Die Republikaner argumentieren, dass sich Sorgen über hohe Verbraucherpreise und Einwanderungsprobleme negativ auf Harris in dem traditionell konservativen Staat auswirken werden. Sie räumen jedoch ein, dass das Rennen jetzt dem hart umkämpften 2020 ähnelt. mehr als noch vor ein paar Wochen.
„Trump hätte Georgia gewinnen können. Es war vorbei“, sagte der republikanische Berater Brian Robinson. „Die Demokraten haben hier die Chance für einen Neustart.“
Als Reaktion darauf kündigte Trump für Samstag eine Kundgebung in derselben Arena im Bundesstaat Georgia an und unterstrich damit den bevorstehenden harten Wettbewerb. Robinson räumte ein, dass Harris zwar ihre Schwächen habe, darunter progressive Standpunkte aus ihrem Vorwahlkampf 2020, aber bisher „die Kontrolle“ habe, was den Wahlkampf in Georgia hart umkämpft mache.
Trumps Wahlkampfsprecherin Karoline Leavitt bezeichnete Harris als „genauso schwach, gescheitert und inkompetent wie Joe Biden“ und argumentierte, sie müsse ihre Unterstützung für eine Politik erklären, die angeblich den Familien in Georgia schadet.
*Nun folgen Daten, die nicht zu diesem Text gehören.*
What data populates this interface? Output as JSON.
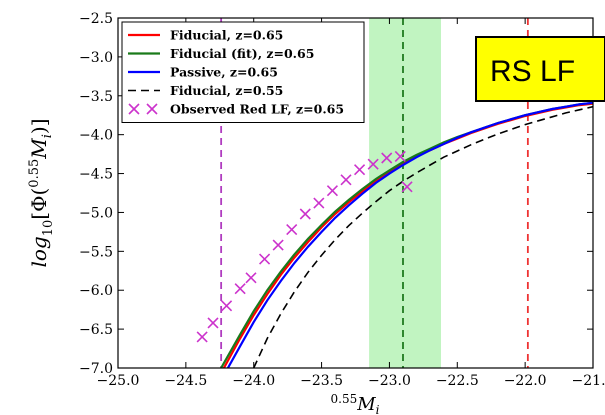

Dennoch haben Harris‘ Wahlkampfteam und die Demokraten in Georgia deutlich mobilisiert und 24 Büros im ganzen Staat eröffnet, darunter zwei neue in der Metropolregion Atlanta.
Harris betonte nach ihrer Rede in einer Rede vor ihren Unterstützern die Dringlichkeit des Wahlkampfs und wies darauf hin, dass die vorzeitige Stimmabgabe in nur 38 Tagen beginnt. Obwohl sie ihre Nominierung noch nicht offiziell unter Dach und Fach gebracht oder einen Vizekandidaten ausgewählt hat, werden diese Entscheidungen in Kürze erwartet.
„Das ist ein Sprint“, sagte sie. „Und wir wissen, was wir tun müssen, um die Ziellinie zu überqueren.“
Harris‘ Wahlkampfstrategie besteht darin, Wähler in Atlantas wachsenden Vororten und Vororten für sich zu gewinnen und dabei die gemäßigten Wähler anzusprechen, die von Trump enttäuscht sind. Für viele bedeutet ihre Kandidatur einen Neuanfang.
„Ich habe in meinem Leben viele Male die Republikaner gewählt“, sagte Michael Sleister, ein weißer Vorortbewohner aus Forsyth County. „Jetzt sehe ich die Republikanische Partei als direkte Bedrohung für meine Enkelkinder“, sagte er und drückte seine Verachtung für Trump aus.
Allen Smith, ein 41-jähriger gebürtiger Atlantaer, ist zum ersten Mal Wahlkampfhelfer für Harris. „Ich habe sofort beschlossen, alles zu tun, was ich kann, um ihr zu helfen, gewählt zu werden“, sagte er und schilderte seine Reaktion auf Bidens Unterstützung für Harris.